HEY, eat cucumbers but it’s said one may not eat them at night for like some other veggies, if you eat too much cucumber you may end up with a gassy stomach. So at least at night the advice is to stay away from cucumbers. Same advice for hi fi veggies like asparagus, artichokes, broccoli, Brussels sprouts, green peppers, onions, radishes, celery, carrots and of course cucumbers.
Otherwise cucumbers are said to have a high content of vitamin K and this may affect blood clotting (people using warfarin or blood thinning drugs check with your doctor if you may feast on cucumbers and their like. Also there are relatives of the Cucubitaceae family like pumpkins, squashes, melons and cucumbers which are said to produce a group of chemicals called cucurbitacins and these can taste bitter and have a toxic effect. There is also this interesting tidbit about cucumber and guava plants having epigynous flowers which translates to them having inferior ovaries if you please!

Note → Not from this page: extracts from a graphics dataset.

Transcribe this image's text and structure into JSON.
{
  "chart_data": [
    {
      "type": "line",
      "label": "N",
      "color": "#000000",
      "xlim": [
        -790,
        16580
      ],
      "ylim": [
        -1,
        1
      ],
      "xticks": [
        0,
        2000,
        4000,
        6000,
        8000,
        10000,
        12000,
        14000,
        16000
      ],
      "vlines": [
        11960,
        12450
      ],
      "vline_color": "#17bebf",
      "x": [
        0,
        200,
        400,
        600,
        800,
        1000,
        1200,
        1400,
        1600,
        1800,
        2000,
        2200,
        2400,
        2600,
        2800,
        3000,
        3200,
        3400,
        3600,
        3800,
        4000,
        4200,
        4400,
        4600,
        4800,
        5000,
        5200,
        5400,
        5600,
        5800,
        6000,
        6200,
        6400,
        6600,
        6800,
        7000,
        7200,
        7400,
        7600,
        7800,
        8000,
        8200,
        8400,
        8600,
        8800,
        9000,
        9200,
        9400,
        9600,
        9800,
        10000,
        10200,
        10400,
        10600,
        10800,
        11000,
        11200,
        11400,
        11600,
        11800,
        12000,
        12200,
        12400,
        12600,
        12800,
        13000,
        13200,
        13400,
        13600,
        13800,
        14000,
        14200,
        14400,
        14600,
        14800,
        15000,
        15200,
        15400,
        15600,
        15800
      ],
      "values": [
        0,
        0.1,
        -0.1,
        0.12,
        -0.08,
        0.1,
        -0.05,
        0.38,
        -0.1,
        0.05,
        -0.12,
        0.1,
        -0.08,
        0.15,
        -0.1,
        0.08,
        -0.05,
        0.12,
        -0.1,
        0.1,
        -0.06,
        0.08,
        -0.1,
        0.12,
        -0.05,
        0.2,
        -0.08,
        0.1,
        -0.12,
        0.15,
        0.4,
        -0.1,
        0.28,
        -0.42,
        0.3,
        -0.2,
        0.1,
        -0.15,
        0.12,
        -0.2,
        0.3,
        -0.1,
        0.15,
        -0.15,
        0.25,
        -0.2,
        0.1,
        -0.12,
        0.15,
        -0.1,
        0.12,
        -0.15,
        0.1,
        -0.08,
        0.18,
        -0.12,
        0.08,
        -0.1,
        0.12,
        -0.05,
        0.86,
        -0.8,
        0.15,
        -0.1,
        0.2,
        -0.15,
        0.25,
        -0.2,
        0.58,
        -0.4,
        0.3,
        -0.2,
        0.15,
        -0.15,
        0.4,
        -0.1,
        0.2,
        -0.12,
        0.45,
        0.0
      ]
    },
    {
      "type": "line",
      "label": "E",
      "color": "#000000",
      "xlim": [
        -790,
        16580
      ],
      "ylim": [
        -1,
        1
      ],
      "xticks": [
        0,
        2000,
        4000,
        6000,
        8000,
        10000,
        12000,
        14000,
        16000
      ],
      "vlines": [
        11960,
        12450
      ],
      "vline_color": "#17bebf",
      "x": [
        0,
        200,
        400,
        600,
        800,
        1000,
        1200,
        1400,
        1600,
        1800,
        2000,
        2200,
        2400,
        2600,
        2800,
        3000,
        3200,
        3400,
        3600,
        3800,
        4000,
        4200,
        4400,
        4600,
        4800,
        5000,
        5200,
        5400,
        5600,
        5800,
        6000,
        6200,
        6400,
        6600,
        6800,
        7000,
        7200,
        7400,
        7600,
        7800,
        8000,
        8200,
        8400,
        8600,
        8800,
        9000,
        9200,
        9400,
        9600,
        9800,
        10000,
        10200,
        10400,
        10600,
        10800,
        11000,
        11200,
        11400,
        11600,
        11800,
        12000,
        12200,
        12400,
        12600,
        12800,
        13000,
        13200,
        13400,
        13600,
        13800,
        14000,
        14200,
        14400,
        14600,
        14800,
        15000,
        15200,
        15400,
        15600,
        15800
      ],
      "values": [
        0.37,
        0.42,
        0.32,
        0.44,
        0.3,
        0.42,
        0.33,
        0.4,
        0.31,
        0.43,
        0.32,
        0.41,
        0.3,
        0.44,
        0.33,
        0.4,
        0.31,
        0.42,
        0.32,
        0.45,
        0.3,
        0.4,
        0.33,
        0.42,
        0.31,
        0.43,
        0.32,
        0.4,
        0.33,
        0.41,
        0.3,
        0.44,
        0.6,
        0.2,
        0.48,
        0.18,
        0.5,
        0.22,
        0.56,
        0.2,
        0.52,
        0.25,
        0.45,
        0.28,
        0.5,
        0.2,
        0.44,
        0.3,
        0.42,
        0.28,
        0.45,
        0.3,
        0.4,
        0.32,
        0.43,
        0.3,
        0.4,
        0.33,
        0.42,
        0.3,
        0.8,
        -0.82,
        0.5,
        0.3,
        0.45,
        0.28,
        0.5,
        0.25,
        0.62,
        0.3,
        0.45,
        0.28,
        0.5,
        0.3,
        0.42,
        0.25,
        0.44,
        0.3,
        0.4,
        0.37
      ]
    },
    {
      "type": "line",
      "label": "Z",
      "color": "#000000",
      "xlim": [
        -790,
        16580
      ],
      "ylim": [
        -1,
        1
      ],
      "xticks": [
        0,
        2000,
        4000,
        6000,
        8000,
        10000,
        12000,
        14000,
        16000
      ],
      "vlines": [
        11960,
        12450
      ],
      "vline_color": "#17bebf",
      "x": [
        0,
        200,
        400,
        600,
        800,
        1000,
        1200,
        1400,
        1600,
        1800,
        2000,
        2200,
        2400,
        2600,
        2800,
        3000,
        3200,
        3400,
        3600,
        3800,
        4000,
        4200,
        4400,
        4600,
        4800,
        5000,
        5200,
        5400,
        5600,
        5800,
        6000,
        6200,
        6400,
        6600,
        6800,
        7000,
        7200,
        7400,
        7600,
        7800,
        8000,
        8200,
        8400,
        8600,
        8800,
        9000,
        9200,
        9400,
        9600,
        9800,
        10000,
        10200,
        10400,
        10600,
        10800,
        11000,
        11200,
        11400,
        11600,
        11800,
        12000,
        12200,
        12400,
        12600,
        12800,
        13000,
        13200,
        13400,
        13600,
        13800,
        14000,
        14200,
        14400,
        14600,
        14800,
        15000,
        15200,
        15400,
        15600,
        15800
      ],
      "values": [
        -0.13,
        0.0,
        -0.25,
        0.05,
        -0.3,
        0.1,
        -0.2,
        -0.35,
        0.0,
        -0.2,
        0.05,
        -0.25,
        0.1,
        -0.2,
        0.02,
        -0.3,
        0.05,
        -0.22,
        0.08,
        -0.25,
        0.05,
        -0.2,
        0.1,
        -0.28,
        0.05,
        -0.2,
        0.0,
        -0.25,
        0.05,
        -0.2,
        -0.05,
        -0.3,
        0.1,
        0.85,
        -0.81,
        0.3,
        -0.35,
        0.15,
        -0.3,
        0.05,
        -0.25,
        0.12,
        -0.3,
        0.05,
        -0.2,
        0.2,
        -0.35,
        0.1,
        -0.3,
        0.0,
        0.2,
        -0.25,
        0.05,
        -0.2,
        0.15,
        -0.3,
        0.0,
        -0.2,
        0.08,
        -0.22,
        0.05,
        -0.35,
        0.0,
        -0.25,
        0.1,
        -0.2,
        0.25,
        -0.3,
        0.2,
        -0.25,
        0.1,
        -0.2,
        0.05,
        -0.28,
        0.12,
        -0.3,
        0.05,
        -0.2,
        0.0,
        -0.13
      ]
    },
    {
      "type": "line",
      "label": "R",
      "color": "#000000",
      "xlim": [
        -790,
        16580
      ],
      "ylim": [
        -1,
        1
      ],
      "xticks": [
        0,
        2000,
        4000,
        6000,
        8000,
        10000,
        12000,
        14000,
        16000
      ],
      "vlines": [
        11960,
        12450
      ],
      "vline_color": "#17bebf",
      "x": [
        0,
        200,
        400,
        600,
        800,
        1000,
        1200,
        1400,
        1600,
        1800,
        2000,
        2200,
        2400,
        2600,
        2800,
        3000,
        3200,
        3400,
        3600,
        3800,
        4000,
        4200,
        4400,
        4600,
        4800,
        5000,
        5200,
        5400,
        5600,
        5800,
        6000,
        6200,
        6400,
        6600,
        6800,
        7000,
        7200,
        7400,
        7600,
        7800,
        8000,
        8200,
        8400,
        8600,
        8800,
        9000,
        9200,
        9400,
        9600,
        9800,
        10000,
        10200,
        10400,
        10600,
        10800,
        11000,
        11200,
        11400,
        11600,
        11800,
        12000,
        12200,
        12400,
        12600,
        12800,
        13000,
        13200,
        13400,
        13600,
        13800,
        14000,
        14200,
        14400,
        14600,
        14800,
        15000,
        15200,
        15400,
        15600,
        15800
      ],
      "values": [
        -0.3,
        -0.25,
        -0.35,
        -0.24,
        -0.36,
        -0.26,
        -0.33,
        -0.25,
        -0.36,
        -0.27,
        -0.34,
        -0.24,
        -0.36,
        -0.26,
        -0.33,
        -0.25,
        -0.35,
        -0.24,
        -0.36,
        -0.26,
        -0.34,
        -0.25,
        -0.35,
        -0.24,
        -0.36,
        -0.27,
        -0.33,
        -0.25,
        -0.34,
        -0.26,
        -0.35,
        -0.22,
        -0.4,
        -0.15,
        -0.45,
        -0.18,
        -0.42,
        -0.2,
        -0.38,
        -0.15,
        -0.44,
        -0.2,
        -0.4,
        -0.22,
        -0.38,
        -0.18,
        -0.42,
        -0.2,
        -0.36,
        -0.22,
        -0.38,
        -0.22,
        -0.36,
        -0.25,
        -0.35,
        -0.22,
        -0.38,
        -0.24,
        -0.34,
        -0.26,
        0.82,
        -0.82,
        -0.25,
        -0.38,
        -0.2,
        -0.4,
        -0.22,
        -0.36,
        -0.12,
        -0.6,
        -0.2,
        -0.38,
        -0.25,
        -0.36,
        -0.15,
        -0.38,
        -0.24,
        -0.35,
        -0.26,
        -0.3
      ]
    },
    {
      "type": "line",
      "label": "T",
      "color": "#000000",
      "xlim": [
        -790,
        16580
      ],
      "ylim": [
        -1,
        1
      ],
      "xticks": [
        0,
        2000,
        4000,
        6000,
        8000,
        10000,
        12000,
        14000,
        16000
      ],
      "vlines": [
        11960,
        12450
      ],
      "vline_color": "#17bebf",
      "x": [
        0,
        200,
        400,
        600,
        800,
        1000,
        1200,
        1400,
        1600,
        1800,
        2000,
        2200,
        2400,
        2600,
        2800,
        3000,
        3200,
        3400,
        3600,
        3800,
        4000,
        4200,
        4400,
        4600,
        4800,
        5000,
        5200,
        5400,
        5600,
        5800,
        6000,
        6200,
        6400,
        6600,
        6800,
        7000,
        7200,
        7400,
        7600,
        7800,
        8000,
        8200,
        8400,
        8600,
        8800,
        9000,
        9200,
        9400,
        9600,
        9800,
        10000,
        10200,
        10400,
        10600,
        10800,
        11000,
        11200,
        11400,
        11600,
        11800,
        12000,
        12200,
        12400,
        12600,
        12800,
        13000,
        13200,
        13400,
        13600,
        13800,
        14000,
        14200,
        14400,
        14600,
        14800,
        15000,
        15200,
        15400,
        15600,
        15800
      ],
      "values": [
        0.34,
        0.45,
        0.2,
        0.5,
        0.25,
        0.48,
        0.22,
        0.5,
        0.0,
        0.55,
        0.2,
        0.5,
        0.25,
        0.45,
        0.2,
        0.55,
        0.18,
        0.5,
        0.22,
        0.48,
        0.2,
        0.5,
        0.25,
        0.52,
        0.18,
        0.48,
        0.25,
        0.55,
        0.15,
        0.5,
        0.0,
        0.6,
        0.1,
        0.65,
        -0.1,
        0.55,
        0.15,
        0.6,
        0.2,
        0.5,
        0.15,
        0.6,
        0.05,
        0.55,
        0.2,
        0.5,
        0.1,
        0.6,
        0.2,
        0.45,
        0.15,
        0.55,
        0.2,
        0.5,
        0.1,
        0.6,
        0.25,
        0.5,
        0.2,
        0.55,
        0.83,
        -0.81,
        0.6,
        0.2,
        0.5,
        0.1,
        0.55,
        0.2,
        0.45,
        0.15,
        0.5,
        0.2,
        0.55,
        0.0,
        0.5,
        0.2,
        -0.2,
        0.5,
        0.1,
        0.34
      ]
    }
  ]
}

Don’t know what that means but generally speaking, be educated. Don’t overdo it feasting on cucumbers of the wild kind about which little is known…but don’t be put off either and I reckon it’s perfectly harmless to make the most of the usual variety of monsoon time cucumbers we see in the Goan marketplace. The pale ivory green ones we see mostly are watery and crunchy and I try not to skin them but use them as they are sliced or grated or diced. They have a fresh cucumber aroma but are not very flavorful like say the zucchini or some harder varieties of cucumber, I saw some fat squat bottle-styled cucumbers in the market last week (see pics here elsewhere) and couldn’t resist buying a small one of this breed for all of Rs20. Which reminds me to tell you all here that you may combine cucumber juice in many of today’s glamorous green cocktails to rev up your energy levels when you’re down…I add cucumber juice to my daily buttermilk, squeeze in juice of a lemon, stir up with pinch of rock salt and you have a yummy post-meal drink. Very alkalinizing!
SO this is to say make the most of cucumbers this tail end of the monsoon season in Goa.
Goan Cucumber Cake Tavsali
Tavsali is an eggless steamed cucumber cake from Goa. Tavsali is made with a handful of ingredients in a steamer. It has the delicate taste of cucumbers and is mildly sweet from the jaggery. Tavsali is refined sugar free. Tavsali suits a Jain diet and can be adapted to a vegan or plant based diet by just replacing the ghee with oil.